Tribunal Administratif de VERSAILLES — Décision N° TA78-2111113

vendredi 22 décembre 2023

JuridictionTribunal Administratif de VERSAILLES
SectionTribunal Administratif de VERSAILLES
N° DossierTA78-2111113
TypeDécision
RecoursExcès de pouvoir
Formation2ème chambre
Avocat requérantSCP LONQUEUE SAGALOVITSCH EGLIE RICHTERS & ASSOCIÉS

Texte intégral

Vu la procédure suivante :

Procédure antérieure devant le tribunal :

Par une requête enregistrée sous le numéro 2102970, le 8 avril 2021, Mme B A, représentée par Me Arvis demande au tribunal :

1°) d'annuler la décision du 8 février 2021 par laquelle la commune de Bures-sur-Yvette a rejeté sa demande de versement d'allocation d'aide au retour à l'emploi ;

2°) d'enjoindre à la commune de Bures-sur-Yvette de lui verser l'allocation de retour à l'emploi à compter de sa radiation des cadres, dans un délai d'un mois à compter de

la notification du jugement à venir ;

3°) de mettre à la charge de la commune de Bures-sur-Yvette la somme de 2.500 euros sur le fondement de l'article L.761-1 du code de justice administrative.

Elle soutient que :

- la décision a été prise par une autorité incompétente ;

- elle est entachée d'une erreur de droit et d'appréciation dès lors que la radiation des cadres en vue d'un placement d'office en retraite pour invalidité doit être considérée comme une privation involontaire d'emploi au sens de l'article L. 5424-1 du code du travail et de l'article 2 du décret n°2020-147 du 16 juin 2020 ; la pension de retraite pour invalidité est cumulable avec l'allocation d'aide au retour à l'emploi ; la reconnaissance de son inaptitude à toute fonction publique n'implique pas nécessairement son inaptitude totale et définitive à l'exercice de toutes fonctions dans un autre secteur, notamment le secteur privé ;

Par une ordonnance du 26 juillet 2021, le président de la 2ème chambre du tribunal administratif de Versailles a donné acte à Mme A du désistement de sa demande suite à l'absence de confirmation de sa requête dans le délai d'un mois suivant le rejet de son recours en référé suspension au motif qu'il n'est pas fait état d'un moyen propre à créer, en l'état de l'instruction, un doute sérieux quant à la légalité de la décision.
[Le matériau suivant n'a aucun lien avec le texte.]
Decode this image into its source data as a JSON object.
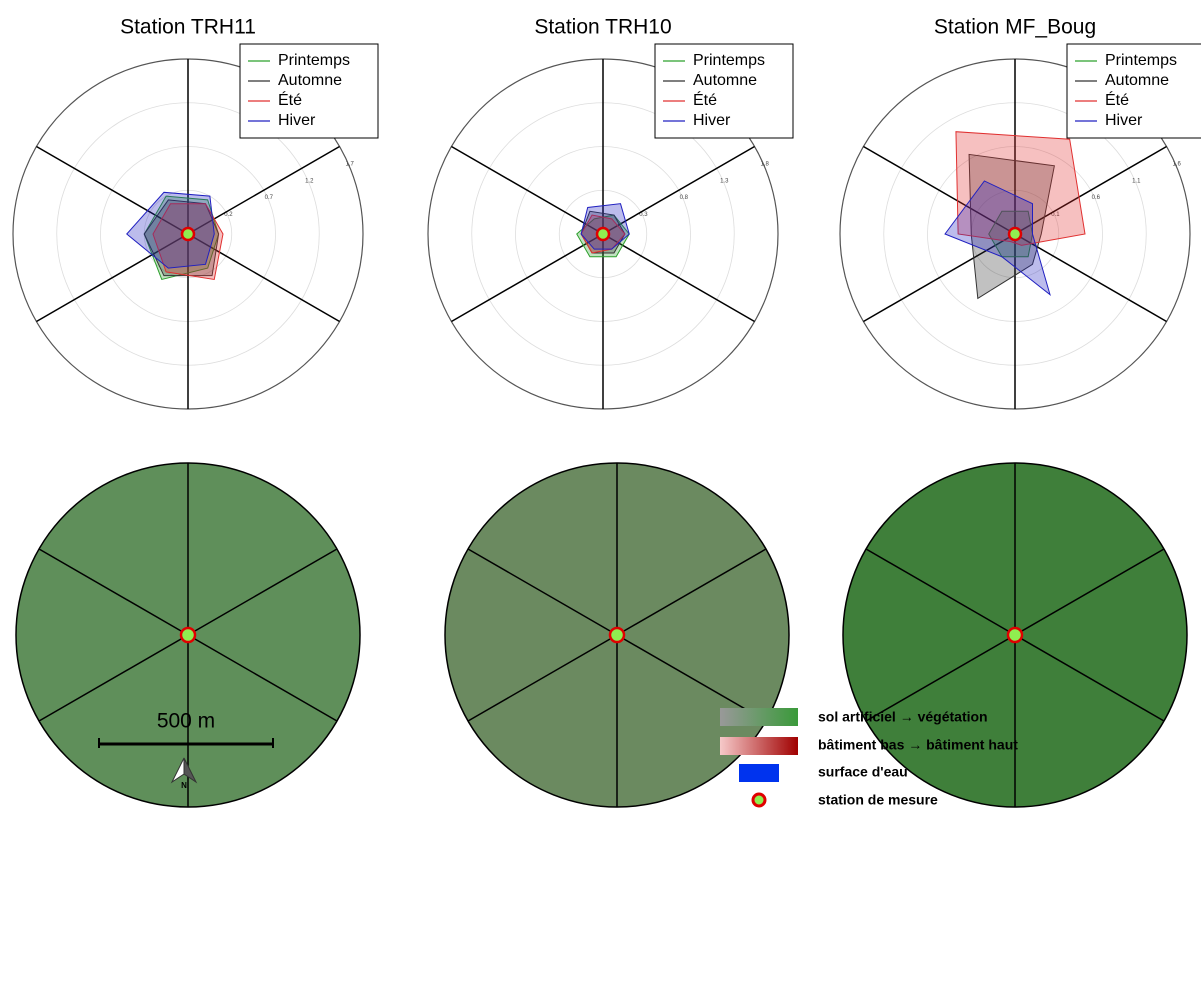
{
  "chart_data": [
    {
      "type": "radar",
      "title": "Station TRH11",
      "categories": [
        null,
        null,
        null,
        null,
        null,
        null
      ],
      "ylim": [
        -0.3,
        1.7
      ],
      "yticks": [
        0.2,
        0.7,
        1.2,
        1.7
      ],
      "series": [
        {
          "name": "Printemps",
          "color": "#2ca02c",
          "values": [
            0.15,
            0.05,
            0.15,
            0.3,
            0.2,
            0.2
          ]
        },
        {
          "name": "Automne",
          "color": "#333333",
          "values": [
            0.1,
            0.05,
            0.25,
            0.25,
            0.2,
            0.15
          ]
        },
        {
          "name": "Été",
          "color": "#e03030",
          "values": [
            0.1,
            0.1,
            0.3,
            0.2,
            0.1,
            0.1
          ]
        },
        {
          "name": "Hiver",
          "color": "#2020c0",
          "values": [
            0.2,
            0.0,
            0.1,
            0.15,
            0.4,
            0.25
          ]
        }
      ]
    },
    {
      "type": "radar",
      "title": "Station TRH10",
      "categories": [
        null,
        null,
        null,
        null,
        null,
        null
      ],
      "ylim": [
        -0.2,
        1.8
      ],
      "yticks": [
        0.3,
        0.8,
        1.3,
        1.8
      ],
      "series": [
        {
          "name": "Printemps",
          "color": "#2ca02c",
          "values": [
            0.05,
            0.1,
            0.1,
            0.1,
            0.1,
            0.0
          ]
        },
        {
          "name": "Automne",
          "color": "#333333",
          "values": [
            0.05,
            0.05,
            0.05,
            0.05,
            0.05,
            0.1
          ]
        },
        {
          "name": "Été",
          "color": "#e03030",
          "values": [
            0.0,
            0.05,
            0.0,
            0.05,
            0.05,
            0.05
          ]
        },
        {
          "name": "Hiver",
          "color": "#2020c0",
          "values": [
            0.2,
            0.1,
            0.0,
            0.0,
            0.05,
            0.15
          ]
        }
      ]
    },
    {
      "type": "radar",
      "title": "Station MF_Boug",
      "categories": [
        null,
        null,
        null,
        null,
        null,
        null
      ],
      "ylim": [
        -0.4,
        1.6
      ],
      "yticks": [
        0.1,
        0.6,
        1.1,
        1.6
      ],
      "series": [
        {
          "name": "Printemps",
          "color": "#2ca02c",
          "values": [
            -0.1,
            -0.2,
            -0.1,
            -0.1,
            -0.1,
            -0.1
          ]
        },
        {
          "name": "Automne",
          "color": "#333333",
          "values": [
            0.5,
            -0.1,
            0.0,
            0.45,
            0.1,
            0.65
          ]
        },
        {
          "name": "Été",
          "color": "#e03030",
          "values": [
            0.85,
            0.4,
            -0.25,
            -0.3,
            0.25,
            0.95
          ]
        },
        {
          "name": "Hiver",
          "color": "#2020c0",
          "values": [
            0.0,
            -0.2,
            0.4,
            -0.1,
            0.4,
            0.3
          ]
        }
      ]
    }
  ],
  "scale_bar": {
    "label": "500 m"
  },
  "north_arrow": {
    "label": "N"
  },
  "map_legend": [
    "sol artificiel → végétation",
    "bâtiment bas → bâtiment haut",
    "surface d'eau",
    "station de mesure"
  ]
}
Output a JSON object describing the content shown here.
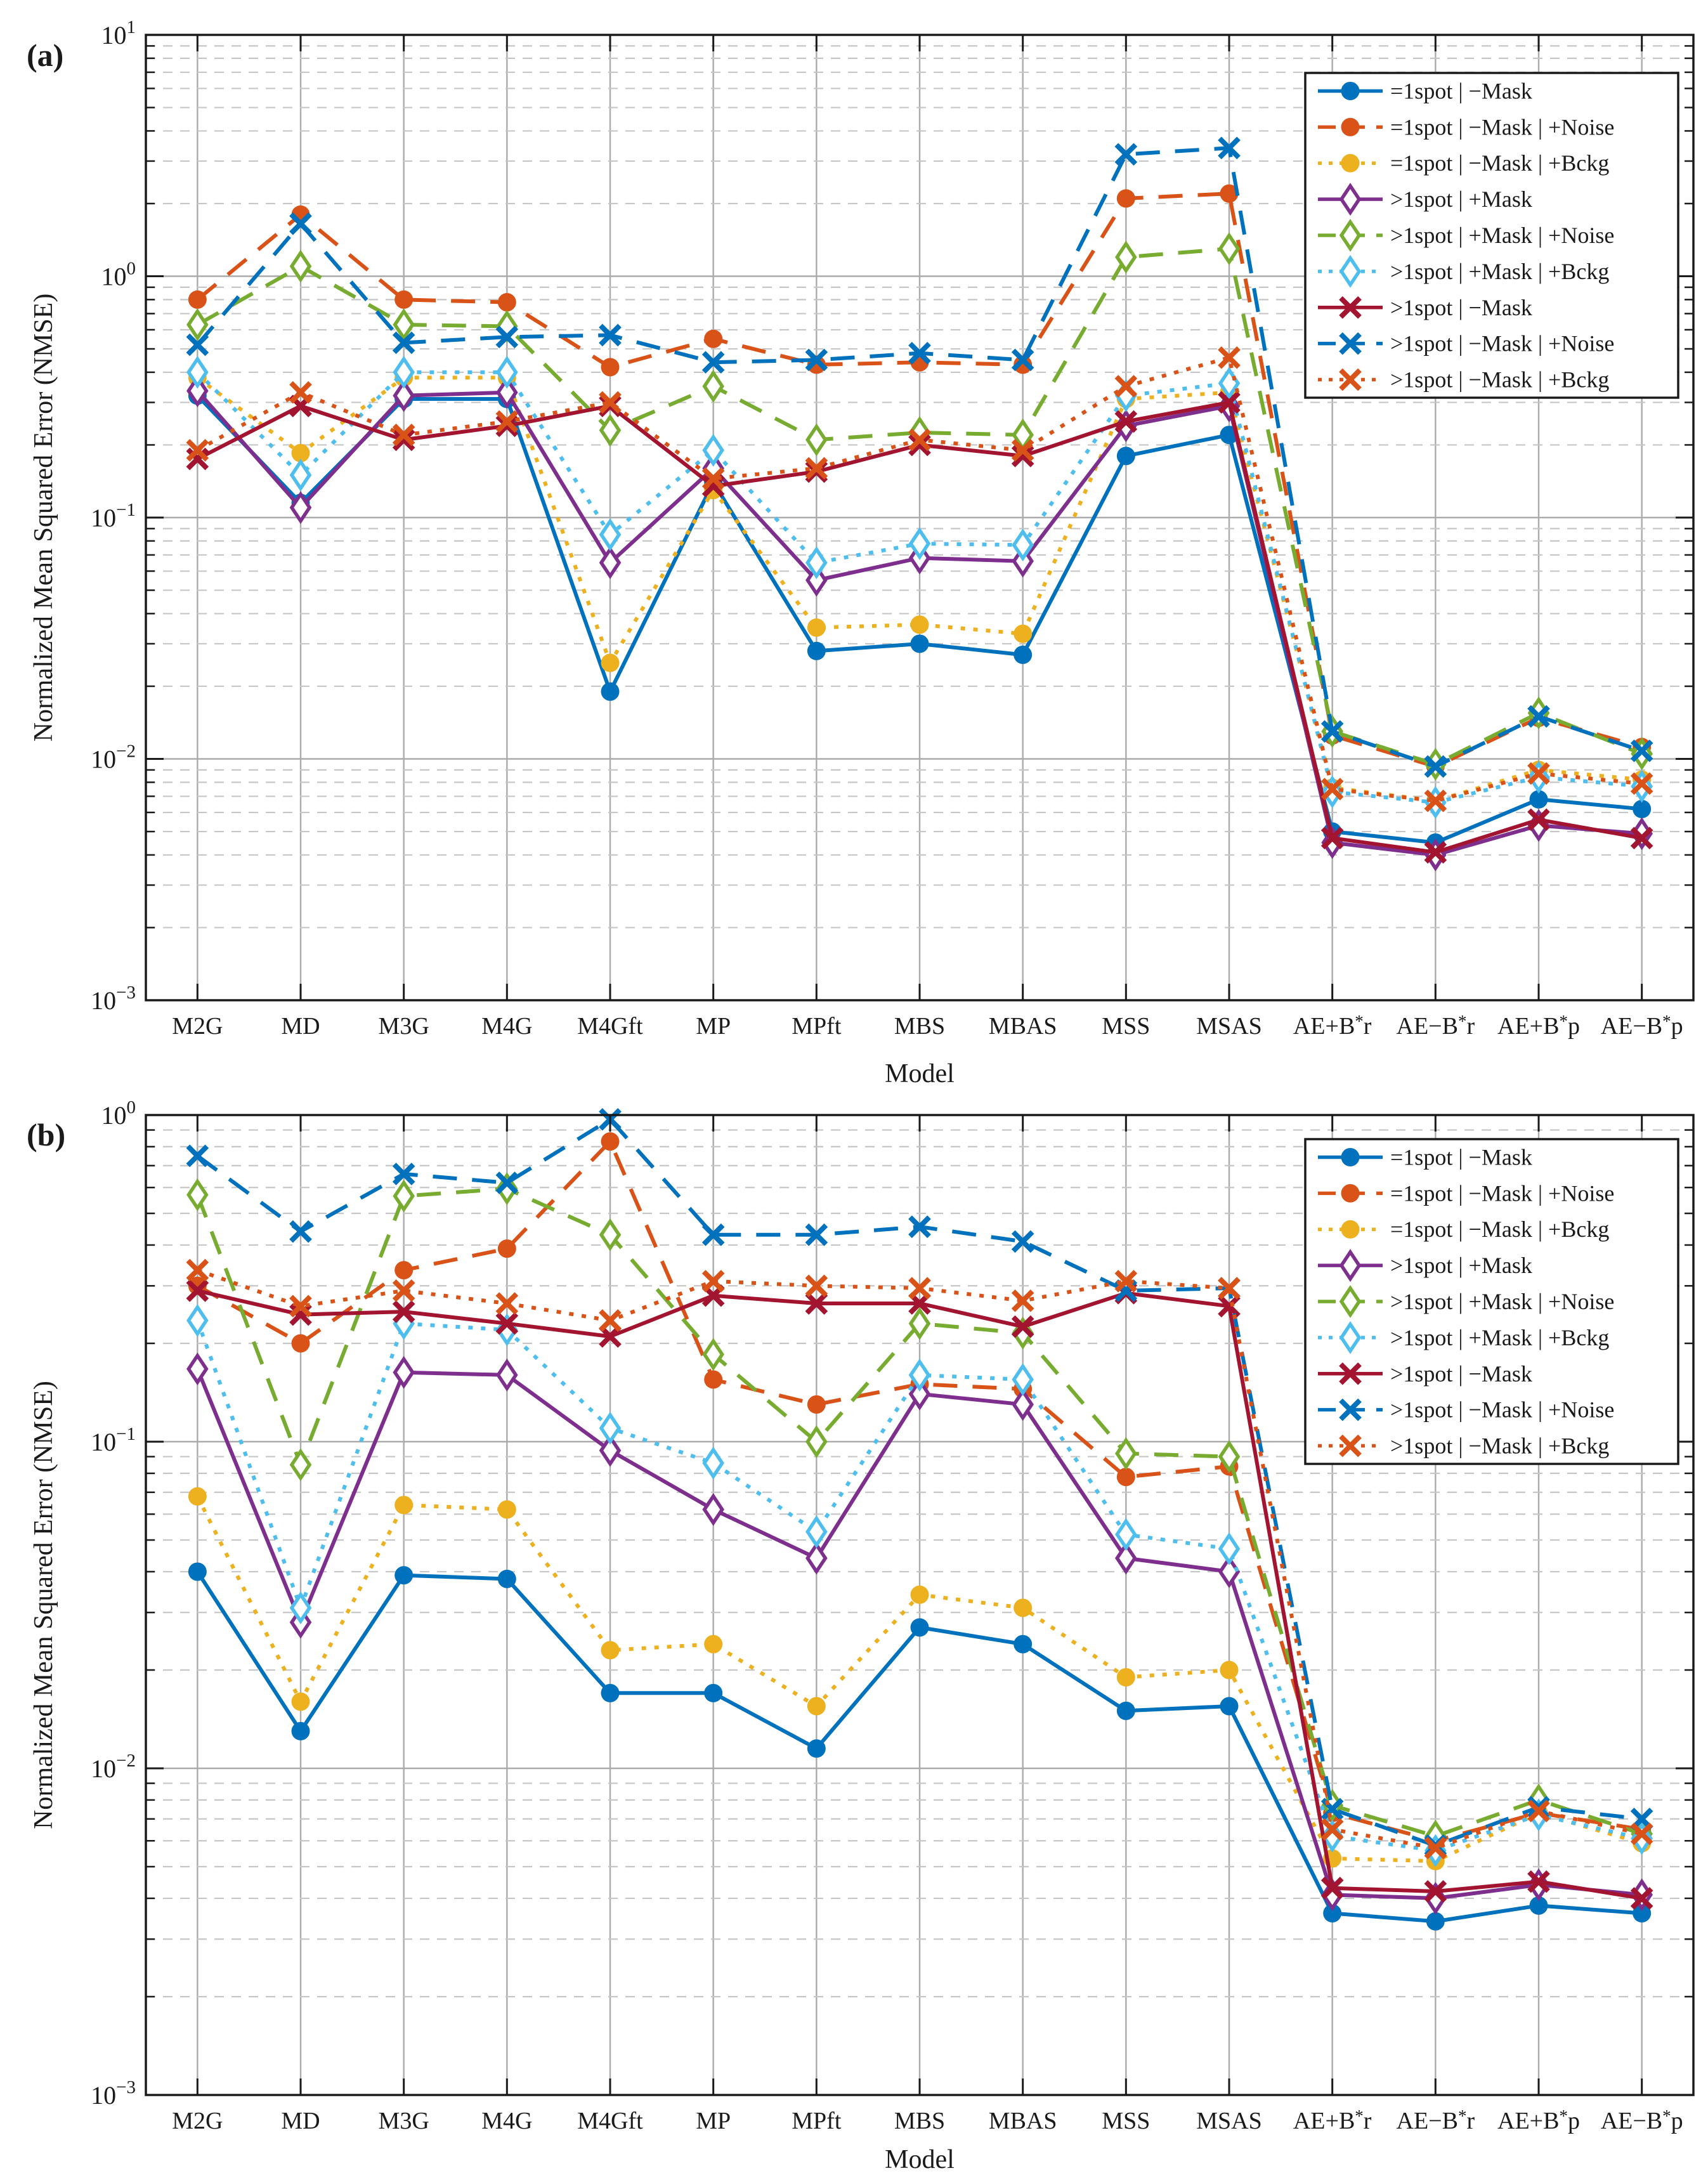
{
  "figure": {
    "panel_a_label": "(a)",
    "panel_b_label": "(b)",
    "y_axis_label": "Normalized Mean Squared Error (NMSE)",
    "x_axis_label": "Model"
  },
  "chart_data": [
    {
      "type": "line",
      "panel": "(a)",
      "xlabel": "Model",
      "ylabel": "Normalized Mean Squared Error (NMSE)",
      "y_scale": "log",
      "ylim": [
        0.001,
        10
      ],
      "y_tick_labels": [
        "10^1",
        "10^0",
        "10^-1",
        "10^-2",
        "10^-3"
      ],
      "grid": true,
      "legend_position": "top-right",
      "categories": [
        "M2G",
        "MD",
        "M3G",
        "M4G",
        "M4Gft",
        "MP",
        "MPft",
        "MBS",
        "MBAS",
        "MSS",
        "MSAS",
        "AE+B*r",
        "AE−B*r",
        "AE+B*p",
        "AE−B*p"
      ],
      "series": [
        {
          "name": "=1spot | −Mask",
          "color": "#0072BD",
          "line": "solid",
          "marker": "circle",
          "values": [
            0.32,
            0.115,
            0.31,
            0.31,
            0.019,
            0.14,
            0.028,
            0.03,
            0.027,
            0.18,
            0.22,
            0.005,
            0.0045,
            0.0068,
            0.0062
          ]
        },
        {
          "name": "=1spot | −Mask | +Noise",
          "color": "#D95319",
          "line": "dash",
          "marker": "circle",
          "values": [
            0.8,
            1.8,
            0.8,
            0.78,
            0.42,
            0.55,
            0.43,
            0.44,
            0.43,
            2.1,
            2.2,
            0.0125,
            0.0093,
            0.0148,
            0.0112
          ]
        },
        {
          "name": "=1spot | −Mask | +Bckg",
          "color": "#EDB120",
          "line": "dot",
          "marker": "circle",
          "values": [
            0.38,
            0.185,
            0.38,
            0.38,
            0.025,
            0.13,
            0.035,
            0.036,
            0.033,
            0.31,
            0.33,
            0.0076,
            0.0067,
            0.009,
            0.0082
          ]
        },
        {
          "name": ">1spot | +Mask",
          "color": "#7E2F8E",
          "line": "solid",
          "marker": "diamond",
          "values": [
            0.335,
            0.11,
            0.32,
            0.33,
            0.065,
            0.16,
            0.055,
            0.068,
            0.066,
            0.24,
            0.29,
            0.0045,
            0.004,
            0.0053,
            0.0049
          ]
        },
        {
          "name": ">1spot | +Mask | +Noise",
          "color": "#77AC30",
          "line": "dash",
          "marker": "diamond",
          "values": [
            0.63,
            1.1,
            0.63,
            0.62,
            0.23,
            0.35,
            0.21,
            0.225,
            0.22,
            1.2,
            1.3,
            0.013,
            0.0095,
            0.0155,
            0.0105
          ]
        },
        {
          "name": ">1spot | +Mask | +Bckg",
          "color": "#4DBEEE",
          "line": "dot",
          "marker": "diamond",
          "values": [
            0.4,
            0.15,
            0.4,
            0.4,
            0.085,
            0.19,
            0.065,
            0.078,
            0.077,
            0.32,
            0.36,
            0.0073,
            0.0066,
            0.0084,
            0.0077
          ]
        },
        {
          "name": ">1spot | −Mask",
          "color": "#A2142F",
          "line": "solid",
          "marker": "x",
          "values": [
            0.175,
            0.29,
            0.21,
            0.24,
            0.29,
            0.135,
            0.155,
            0.2,
            0.18,
            0.25,
            0.3,
            0.0047,
            0.0041,
            0.0056,
            0.0047
          ]
        },
        {
          "name": ">1spot | −Mask | +Noise",
          "color": "#0072BD",
          "line": "dash",
          "marker": "x",
          "values": [
            0.52,
            1.65,
            0.53,
            0.56,
            0.57,
            0.44,
            0.45,
            0.48,
            0.45,
            3.2,
            3.4,
            0.013,
            0.0093,
            0.015,
            0.0108
          ]
        },
        {
          "name": ">1spot | −Mask | +Bckg",
          "color": "#D95319",
          "line": "dot",
          "marker": "x",
          "values": [
            0.19,
            0.33,
            0.22,
            0.25,
            0.3,
            0.145,
            0.16,
            0.21,
            0.19,
            0.35,
            0.46,
            0.0075,
            0.0067,
            0.0087,
            0.0079
          ]
        }
      ]
    },
    {
      "type": "line",
      "panel": "(b)",
      "xlabel": "Model",
      "ylabel": "Normalized Mean Squared Error (NMSE)",
      "y_scale": "log",
      "ylim": [
        0.001,
        1
      ],
      "y_tick_labels": [
        "10^0",
        "10^-1",
        "10^-2",
        "10^-3"
      ],
      "grid": true,
      "legend_position": "top-right",
      "categories": [
        "M2G",
        "MD",
        "M3G",
        "M4G",
        "M4Gft",
        "MP",
        "MPft",
        "MBS",
        "MBAS",
        "MSS",
        "MSAS",
        "AE+B*r",
        "AE−B*r",
        "AE+B*p",
        "AE−B*p"
      ],
      "series": [
        {
          "name": "=1spot | −Mask",
          "color": "#0072BD",
          "line": "solid",
          "marker": "circle",
          "values": [
            0.04,
            0.013,
            0.039,
            0.038,
            0.017,
            0.017,
            0.0115,
            0.027,
            0.024,
            0.015,
            0.0155,
            0.0036,
            0.0034,
            0.0038,
            0.0036
          ]
        },
        {
          "name": "=1spot | −Mask | +Noise",
          "color": "#D95319",
          "line": "dash",
          "marker": "circle",
          "values": [
            0.3,
            0.2,
            0.335,
            0.39,
            0.83,
            0.155,
            0.13,
            0.15,
            0.145,
            0.078,
            0.084,
            0.0073,
            0.006,
            0.0073,
            0.0065
          ]
        },
        {
          "name": "=1spot | −Mask | +Bckg",
          "color": "#EDB120",
          "line": "dot",
          "marker": "circle",
          "values": [
            0.068,
            0.016,
            0.064,
            0.062,
            0.023,
            0.024,
            0.0155,
            0.034,
            0.031,
            0.019,
            0.02,
            0.0053,
            0.0052,
            0.0073,
            0.0059
          ]
        },
        {
          "name": ">1spot | +Mask",
          "color": "#7E2F8E",
          "line": "solid",
          "marker": "diamond",
          "values": [
            0.167,
            0.028,
            0.163,
            0.16,
            0.094,
            0.062,
            0.044,
            0.14,
            0.13,
            0.044,
            0.04,
            0.0041,
            0.004,
            0.0044,
            0.0041
          ]
        },
        {
          "name": ">1spot | +Mask | +Noise",
          "color": "#77AC30",
          "line": "dash",
          "marker": "diamond",
          "values": [
            0.57,
            0.085,
            0.565,
            0.595,
            0.43,
            0.185,
            0.1,
            0.23,
            0.215,
            0.092,
            0.09,
            0.0077,
            0.0062,
            0.008,
            0.0063
          ]
        },
        {
          "name": ">1spot | +Mask | +Bckg",
          "color": "#4DBEEE",
          "line": "dot",
          "marker": "diamond",
          "values": [
            0.235,
            0.031,
            0.23,
            0.22,
            0.11,
            0.086,
            0.053,
            0.16,
            0.155,
            0.052,
            0.047,
            0.0062,
            0.0056,
            0.0072,
            0.0061
          ]
        },
        {
          "name": ">1spot | −Mask",
          "color": "#A2142F",
          "line": "solid",
          "marker": "x",
          "values": [
            0.29,
            0.245,
            0.25,
            0.23,
            0.21,
            0.28,
            0.265,
            0.265,
            0.225,
            0.285,
            0.26,
            0.0043,
            0.0042,
            0.0045,
            0.004
          ]
        },
        {
          "name": ">1spot | −Mask | +Noise",
          "color": "#0072BD",
          "line": "dash",
          "marker": "x",
          "values": [
            0.75,
            0.44,
            0.66,
            0.62,
            0.97,
            0.43,
            0.43,
            0.455,
            0.41,
            0.29,
            0.295,
            0.0075,
            0.0058,
            0.0076,
            0.007
          ]
        },
        {
          "name": ">1spot | −Mask | +Bckg",
          "color": "#D95319",
          "line": "dot",
          "marker": "x",
          "values": [
            0.335,
            0.26,
            0.29,
            0.265,
            0.235,
            0.31,
            0.3,
            0.295,
            0.27,
            0.31,
            0.295,
            0.0065,
            0.0057,
            0.0074,
            0.0063
          ]
        }
      ]
    }
  ]
}
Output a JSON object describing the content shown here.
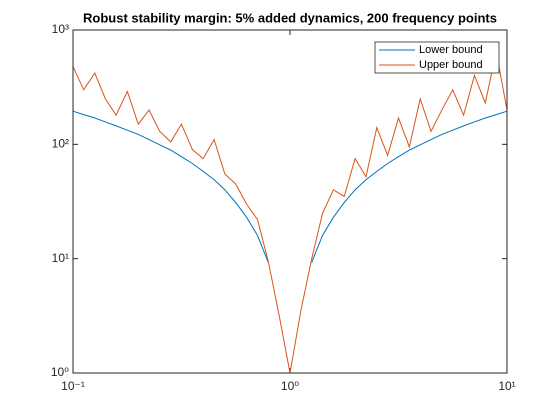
{
  "chart_data": {
    "type": "line",
    "title": "Robust stability margin: 5% added dynamics, 200 frequency points",
    "x": [
      0.1,
      0.112,
      0.126,
      0.141,
      0.158,
      0.178,
      0.2,
      0.224,
      0.251,
      0.282,
      0.316,
      0.355,
      0.398,
      0.447,
      0.501,
      0.562,
      0.631,
      0.708,
      0.794,
      0.891,
      1,
      1.122,
      1.259,
      1.413,
      1.585,
      1.778,
      1.995,
      2.239,
      2.512,
      2.818,
      3.162,
      3.548,
      3.981,
      4.467,
      5.012,
      5.623,
      6.31,
      7.079,
      7.943,
      8.913,
      10
    ],
    "series": [
      {
        "name": "Lower bound",
        "color": "#0072BD",
        "values": [
          195,
          182,
          170,
          157,
          145,
          133,
          122,
          110,
          99,
          89,
          78,
          68,
          58,
          49,
          40,
          31,
          23,
          16,
          9.3,
          null,
          null,
          null,
          9.3,
          16,
          23,
          31,
          40,
          49,
          58,
          68,
          78,
          89,
          99,
          110,
          122,
          133,
          145,
          157,
          170,
          182,
          195
        ]
      },
      {
        "name": "Upper bound",
        "color": "#D95319",
        "values": [
          480,
          300,
          420,
          250,
          180,
          290,
          150,
          200,
          130,
          105,
          150,
          90,
          75,
          110,
          55,
          45,
          30,
          22,
          9.5,
          3.2,
          1,
          3.5,
          10,
          25,
          40,
          35,
          75,
          52,
          140,
          80,
          170,
          95,
          250,
          130,
          200,
          300,
          180,
          400,
          230,
          650,
          200
        ]
      }
    ],
    "xlim": [
      0.1,
      10
    ],
    "ylim": [
      1,
      1000
    ],
    "xticks": [
      {
        "value": 0.1,
        "label": "10⁻¹"
      },
      {
        "value": 1,
        "label": "10⁰"
      },
      {
        "value": 10,
        "label": "10¹"
      }
    ],
    "yticks": [
      {
        "value": 1,
        "label": "10⁰"
      },
      {
        "value": 10,
        "label": "10¹"
      },
      {
        "value": 100,
        "label": "10²"
      },
      {
        "value": 1000,
        "label": "10³"
      }
    ],
    "xscale": "log",
    "yscale": "log",
    "grid": false,
    "legend": "northeast"
  }
}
Procédure devant la cour administrative d'appel de Versailles :

Par un arrêt n°21VE02699 du 16 décembre 2021, la cour administrative d'appel de Versailles, saisie d'un appel formé par Mme A, a annulé l'ordonnance précitée du 26 juillet 2021 et renvoyé le jugement de cette affaire devant le même tribunal, qui a enregistré la requête le 16 décembre 2021 sous le numéro 2111113.

Procédure devant le tribunal après renvoi :

Par un mémoire enregistré le 15 septembre 2023, Mme B A, représentée par Me Arvis, persiste dans ses précédentes conclusions.

Par des mémoires en défense, enregistrés le 20 janvier 2023 et le 16 octobre 2023, ce second mémoire n'ayant pas été communiqué, la commune de Bures-sur-Yvette, représentée par Me Lonqueue, conclut au rejet de la requête et à ce qu'une somme de 2 000 euros soit mise à la charge de Mme A en application de l'article L. 761-1 du code de justice administrative.

Elle soutient que les moyens de la requête ne sont pas fondés.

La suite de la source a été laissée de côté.